27 de noviembre de 2005

LA BELLA AZUFAIFA II

CAPÍTULO II
En la siguiente primavera partimos en algarada en apoyo del señor de los aliados del norte. Por primera vez lamenté salir de campaña a correr aventuras y ganar mi parte de los botines de guerra. Por aquel entonces deseaba realizar alguna hazaña que me facilitara ser armado caballero.

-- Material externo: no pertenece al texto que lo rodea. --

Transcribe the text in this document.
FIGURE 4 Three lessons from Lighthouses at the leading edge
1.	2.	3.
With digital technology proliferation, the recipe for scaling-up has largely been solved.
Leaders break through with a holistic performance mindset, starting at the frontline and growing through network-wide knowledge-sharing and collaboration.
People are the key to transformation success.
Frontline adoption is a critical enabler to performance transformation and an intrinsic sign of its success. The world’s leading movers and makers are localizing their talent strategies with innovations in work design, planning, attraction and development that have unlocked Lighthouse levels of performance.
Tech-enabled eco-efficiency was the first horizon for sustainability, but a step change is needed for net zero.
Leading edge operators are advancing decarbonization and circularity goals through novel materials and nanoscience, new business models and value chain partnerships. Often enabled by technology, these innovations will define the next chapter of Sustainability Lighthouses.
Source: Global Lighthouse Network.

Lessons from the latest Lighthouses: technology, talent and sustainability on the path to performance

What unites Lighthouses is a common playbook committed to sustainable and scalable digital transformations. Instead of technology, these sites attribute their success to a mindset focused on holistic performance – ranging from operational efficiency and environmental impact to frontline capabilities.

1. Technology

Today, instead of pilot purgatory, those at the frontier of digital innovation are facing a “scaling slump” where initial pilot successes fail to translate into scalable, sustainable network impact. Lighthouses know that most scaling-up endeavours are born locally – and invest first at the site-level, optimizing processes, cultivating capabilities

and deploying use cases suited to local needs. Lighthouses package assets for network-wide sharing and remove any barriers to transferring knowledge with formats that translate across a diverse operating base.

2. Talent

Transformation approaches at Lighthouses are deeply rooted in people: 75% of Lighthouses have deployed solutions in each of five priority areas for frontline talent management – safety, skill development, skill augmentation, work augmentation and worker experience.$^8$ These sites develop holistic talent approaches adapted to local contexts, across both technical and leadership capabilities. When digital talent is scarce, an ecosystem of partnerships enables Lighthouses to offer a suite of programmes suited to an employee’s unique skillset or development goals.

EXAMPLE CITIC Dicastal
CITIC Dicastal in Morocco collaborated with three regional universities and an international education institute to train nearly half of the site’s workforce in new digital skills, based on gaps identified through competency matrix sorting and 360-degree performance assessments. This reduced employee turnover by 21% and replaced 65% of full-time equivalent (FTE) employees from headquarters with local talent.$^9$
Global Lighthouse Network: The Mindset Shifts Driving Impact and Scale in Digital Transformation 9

A las tres semanas de nuestra partida fui herido en el brazo derecho en el asedio de una ciudad que se resistió hasta que abrimos una brecha en sus murallas. Volví al castillo junto a otros seis compañeros, algunos heridos también, mientras que el resto de los guerreros de mi señor y el mismo apuraban el verano. Las jornadas de regreso junto a mi amada fueron un túnel de obsesión que me impidió disfrutar del inicio del verano. Antes de pasar a la cara sur de las altas montañas, cuando habíamos recorrido la mitad del camino de vuelta, nos cruzamos con un grupo de soldados del conde que iban a reforzar las posiciones ganadas a los rebeldes del norte.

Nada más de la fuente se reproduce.